WAKE IN FRIGHT, AGAIN
Just saw the digitally remastered version of the classic 1971 Aussie film Wake in Fright. Wow! It’s Brilliant! No film captures better the horror of the Outback ethos. People in the bush are friendly, open and wonderful? Right? Wrong. They can also be racist, vile, uncouth and alcohol-fuelled. This film captures the ugly side of the Outback idyll. It’s based on Kenneth Cook’s brilliant novel of the same name which has just been re-released by Text Publishing. Get yourself a copy and then go see the film. That will make you think again about life beyond the Black Stump in this wide brown land with the green bits around the edge.
PARIS OPERA BALLET BLUES
Saw the Paris Opera Ballet last night: stupendous, magnificent, extraordinary … and very long. Three hours was stretching the friendship but I guess it’s all good for French-Australian cultural relations. Never mind about the malodourous Frenchman sitting next to me, halitosis and all. And why did he have to hog the arm rest throughout the whole show? That ain’t etiquette, is it? If he had screamed “Bravo!” one more time I would have throttled him, although my hands may not have fitted around that sweaty neck.

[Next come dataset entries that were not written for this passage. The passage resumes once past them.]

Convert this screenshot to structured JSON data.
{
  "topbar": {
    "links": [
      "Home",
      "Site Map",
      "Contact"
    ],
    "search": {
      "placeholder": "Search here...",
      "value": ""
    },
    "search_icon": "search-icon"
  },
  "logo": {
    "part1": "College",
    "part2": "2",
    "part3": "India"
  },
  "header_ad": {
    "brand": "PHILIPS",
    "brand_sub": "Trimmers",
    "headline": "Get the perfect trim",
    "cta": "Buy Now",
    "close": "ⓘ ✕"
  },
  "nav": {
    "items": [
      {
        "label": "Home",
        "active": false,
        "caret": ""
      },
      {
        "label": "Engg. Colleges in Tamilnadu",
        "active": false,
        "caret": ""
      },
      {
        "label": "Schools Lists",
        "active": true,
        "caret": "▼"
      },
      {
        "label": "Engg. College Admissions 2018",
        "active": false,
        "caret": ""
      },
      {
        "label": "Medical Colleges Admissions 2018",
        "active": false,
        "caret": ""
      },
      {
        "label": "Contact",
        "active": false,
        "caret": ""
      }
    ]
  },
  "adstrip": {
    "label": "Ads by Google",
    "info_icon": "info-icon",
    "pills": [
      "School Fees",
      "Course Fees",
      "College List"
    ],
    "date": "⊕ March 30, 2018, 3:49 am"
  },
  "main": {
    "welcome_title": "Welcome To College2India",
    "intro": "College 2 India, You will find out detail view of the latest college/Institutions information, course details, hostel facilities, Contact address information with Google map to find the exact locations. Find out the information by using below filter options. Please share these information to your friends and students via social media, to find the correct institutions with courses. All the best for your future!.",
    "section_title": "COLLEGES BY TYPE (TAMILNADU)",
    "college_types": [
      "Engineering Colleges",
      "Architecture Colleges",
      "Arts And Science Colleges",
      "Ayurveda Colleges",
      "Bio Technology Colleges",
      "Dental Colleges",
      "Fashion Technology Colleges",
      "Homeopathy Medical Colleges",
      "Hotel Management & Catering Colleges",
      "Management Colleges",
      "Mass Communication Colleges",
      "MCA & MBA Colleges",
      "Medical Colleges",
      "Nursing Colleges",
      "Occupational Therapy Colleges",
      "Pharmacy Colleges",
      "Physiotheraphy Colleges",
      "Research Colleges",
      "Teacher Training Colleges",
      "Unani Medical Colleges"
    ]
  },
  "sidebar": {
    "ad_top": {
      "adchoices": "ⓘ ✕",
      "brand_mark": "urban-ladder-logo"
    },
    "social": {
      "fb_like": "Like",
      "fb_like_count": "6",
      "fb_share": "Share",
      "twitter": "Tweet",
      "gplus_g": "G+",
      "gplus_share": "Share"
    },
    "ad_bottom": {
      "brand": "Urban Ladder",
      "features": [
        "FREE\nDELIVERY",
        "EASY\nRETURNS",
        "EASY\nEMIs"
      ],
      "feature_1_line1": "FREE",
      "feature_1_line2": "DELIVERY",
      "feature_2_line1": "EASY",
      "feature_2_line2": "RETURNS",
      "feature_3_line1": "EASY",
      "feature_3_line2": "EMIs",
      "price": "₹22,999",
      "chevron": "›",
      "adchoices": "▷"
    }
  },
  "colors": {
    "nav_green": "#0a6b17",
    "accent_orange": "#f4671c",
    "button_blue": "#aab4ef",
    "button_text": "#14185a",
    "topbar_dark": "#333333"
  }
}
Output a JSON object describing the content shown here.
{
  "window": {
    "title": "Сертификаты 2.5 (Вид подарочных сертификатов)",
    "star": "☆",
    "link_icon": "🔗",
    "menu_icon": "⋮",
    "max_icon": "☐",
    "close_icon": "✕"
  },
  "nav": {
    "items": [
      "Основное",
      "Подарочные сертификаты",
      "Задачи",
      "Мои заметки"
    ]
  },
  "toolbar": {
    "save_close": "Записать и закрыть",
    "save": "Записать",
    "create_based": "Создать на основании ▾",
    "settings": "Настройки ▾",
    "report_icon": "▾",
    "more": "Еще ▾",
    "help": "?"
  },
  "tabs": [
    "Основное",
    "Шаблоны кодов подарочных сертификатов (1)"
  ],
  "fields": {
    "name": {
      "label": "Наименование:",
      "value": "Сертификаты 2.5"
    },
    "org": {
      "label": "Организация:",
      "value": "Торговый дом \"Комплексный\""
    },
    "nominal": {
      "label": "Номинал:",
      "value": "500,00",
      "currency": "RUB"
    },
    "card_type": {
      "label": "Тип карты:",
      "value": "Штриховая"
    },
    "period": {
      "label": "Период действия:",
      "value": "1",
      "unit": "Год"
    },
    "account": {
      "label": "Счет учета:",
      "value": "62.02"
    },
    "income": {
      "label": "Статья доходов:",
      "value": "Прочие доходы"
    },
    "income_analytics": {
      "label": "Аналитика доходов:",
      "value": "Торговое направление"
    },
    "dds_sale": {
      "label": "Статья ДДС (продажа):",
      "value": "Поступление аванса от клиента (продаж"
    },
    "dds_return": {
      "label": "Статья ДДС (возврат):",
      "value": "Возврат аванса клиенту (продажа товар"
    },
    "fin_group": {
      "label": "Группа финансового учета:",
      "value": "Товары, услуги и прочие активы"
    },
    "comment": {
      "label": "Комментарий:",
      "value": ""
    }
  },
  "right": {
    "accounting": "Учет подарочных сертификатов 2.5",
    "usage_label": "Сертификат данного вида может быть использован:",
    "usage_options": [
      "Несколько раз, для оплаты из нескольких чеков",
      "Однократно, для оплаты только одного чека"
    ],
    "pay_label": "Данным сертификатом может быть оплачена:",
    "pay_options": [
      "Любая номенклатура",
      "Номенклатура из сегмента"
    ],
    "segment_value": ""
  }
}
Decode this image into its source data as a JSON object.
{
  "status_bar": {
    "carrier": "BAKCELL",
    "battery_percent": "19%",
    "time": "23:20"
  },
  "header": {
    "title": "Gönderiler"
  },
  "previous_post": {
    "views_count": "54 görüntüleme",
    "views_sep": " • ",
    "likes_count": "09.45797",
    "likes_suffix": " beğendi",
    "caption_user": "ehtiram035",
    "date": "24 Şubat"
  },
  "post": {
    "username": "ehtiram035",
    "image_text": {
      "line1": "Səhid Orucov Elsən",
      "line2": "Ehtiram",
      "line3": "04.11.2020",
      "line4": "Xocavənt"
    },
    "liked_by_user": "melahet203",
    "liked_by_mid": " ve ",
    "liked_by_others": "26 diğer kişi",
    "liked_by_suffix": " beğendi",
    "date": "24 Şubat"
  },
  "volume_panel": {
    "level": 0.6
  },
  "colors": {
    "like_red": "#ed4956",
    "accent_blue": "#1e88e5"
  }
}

But hey, I did enjoy myself, really I did and the sets were magnificent, particulartly the elephant, although my favourite bit was when one of the poor unfortunate under-fed ballerinas dropped the stuffed bird she was holding, turning an exquisite routine into a ballet version of Monty Python’s dead parrot sketch. “He’s bleeding snuffed it!” Remember that? What a hoot. I thought of this and much more while I waited for the ballet to finish and as usual I wasn’t stingy when it came to the applause because I’m always so glad when a show is over. I stayed up until well after midnight basking in the afterglow.